Страница 74 из 75
Конан бросился к ней, чтобы поднять обезумевшую от горя женщину. Но даже его проворства не хватило, чтобы предотвратить еще одну смерть в этом замке. Герцогиня, выхватив из-за пояса Бьергюльфа кинжал, вонзила клинок себе в грудь.
— Вы отняли у меня все, зачем мне жизнь… — успел услышать варвар слова, сорвавшиеся с губ Гунхильды вместе с последним вздохом.
«Горячий народ, даже странно для северян… Но по мне, пожалуй, здесь чересчур много ненормальных, — подумал, усмехаясь про себя, Конан. — Пора запрягать коней и — подальше от Хельсингера! Тут, я вижу, и без меня будет чем заняться его молодым хозяевам. Но сначала…»
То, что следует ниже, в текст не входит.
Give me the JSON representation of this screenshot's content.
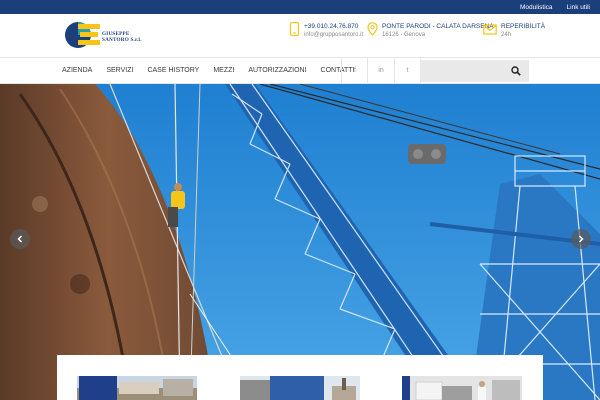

— Захлопни рот, а то свернешь себе челюсть! — обратился он к капитану гвардейцев, который, все еще сидя за столом, с изрядным недоумением наблюдал за происходящим. — Тебя зачем сюда прислал король?
— Расследовать… — начал было Штальхорст.
— Ну тогда все в порядке, — перебил его варвар. — Доложишь, что расследование успешно завершено, и события повернулись вот таким образом. В Хельсингере теперь новая герцогиня. Какие могут быть вопросы?
Зал понемногу наполнялся людьми. Вновь прибывшим шепотом пересказывали происшедшее. Не успевшие покинуть к этому времени замок нобили собирались группами, взволнованно обсуждая события, развернувшиеся в Хельсингере. Все с уважением поглядывали на могучего варвара, выделявшегося своим ростом и статью даже среди северян, которые считались самыми крупными и сильными жителями Немедии.
— Тихо! — Киммериец подошел к столу, и сдержанный гул голосов, наполнявший зал, умолк.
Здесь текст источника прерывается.